Derartige Urtheile schlugen dem öffentlichen Rechtsbewußtsein geradezu in’s Gesicht; denn wenn schon vom einfachen Bürger verlangt wird, daß er in allen Lebensbeziehungen „diligentiam prästirt“, das heißt sich der Tragweite seiner Handlungen und seiner Verantwortlichkeit bewußt ist, um wie viel mehr ist dies vom Beamten in Ausübung seines Amtes zu verlangen, das ihm vom Staate, das heißt von der Gesammtheit der Staatsbürger zu ihrem Schutze und zur Aufrechterhaltung der öffentlichen Ordnung übertragen worden ist! Da sich solche Urtheile häuften – allgemein bekannte Einzelfälle will ich an dieser Stelle nicht anführen – namentlich wo es sich um die Klagen von Bürgern gegen Uebergriffe und Ausschreitungen untergeordneter Organe der Polizeigewalt handelt, so wurde die Mißstimmung eine immer allgemeinere, und es war nicht mehr zu leugnen, daß in allen Schichten der Bevölkerung ein Gefühl der Rechtsunsicherheit, Rechtsungleichheit und des mangelnden Rechtsschutzes Platz griff, das mit der Zeit einen bedeutenden Umfang anzunehmen drohte. Ja, die Sache hatte auch einen politischen Beigeschmack, da man einzelnen richterlichen Urtheilen eine gewisse Einseitigkeit in dieser Richtung auch durch die wohlwollendste Auslegungskunst nicht abzustreifen vermochte.

Diese verletzten Empfindungen drängten um so mehr zu einem Ausdrucke in der Oeffentlichkeit, als ja nicht mehr, wie zur Zeit des beschränkten Unterthanenverstandes, der Laie von der Theilnahme an der Rechtspflege ausgeschlossen, sondern im Schwur- und Schöffengericht zu lebendiger und einflußreicher Mitarbeit berufen ist.

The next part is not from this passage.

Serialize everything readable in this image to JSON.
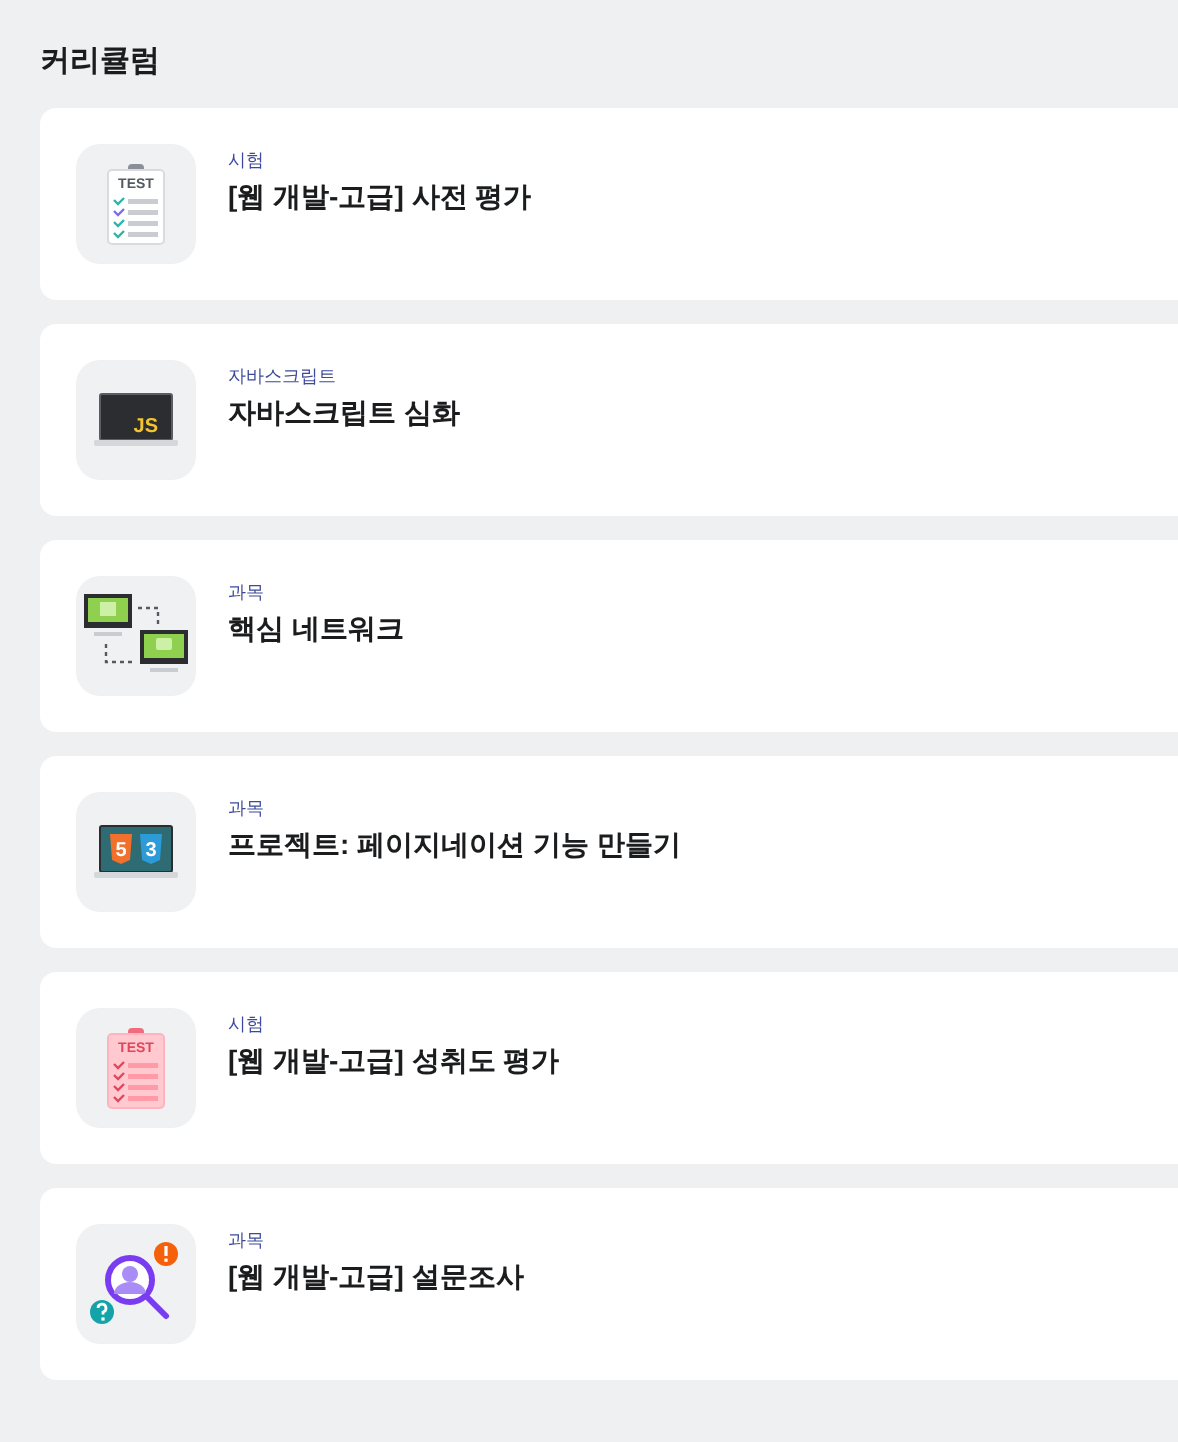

Eine je größere Ausdehnung diese Theilnahme des Laienelementes an der Rechtspflege gewonnen hat, um so größer wird in immer weiteren Volkskreisen das Interesse an den Fragen der Gesetzgebung, um so lebhafter der Trieb nach Belehrung, um so berechtigter, schärfer und sachlicher die Kritik sowohl der Einzelerscheinungen wie des Gesammtorganismus.

Also, was hier in der Seele des Volkes wogt und drängt, muß einen Abzugscanal finden, falls nicht das Gift im Innern weiter zehren und dem Staatsleben unheilbare Wunden schlagen soll; denn im Volke ist man nur zu leicht geneigt, einzelne schwer empfundene Uebelstände dem Ganzen zur Last zu legen, und man kann es häufig genug hören, wie bei einer Besprechung der oben angedeuteten Mißstände die Justizgesetzgebung in Bausch und Bogen verurtheilt wird.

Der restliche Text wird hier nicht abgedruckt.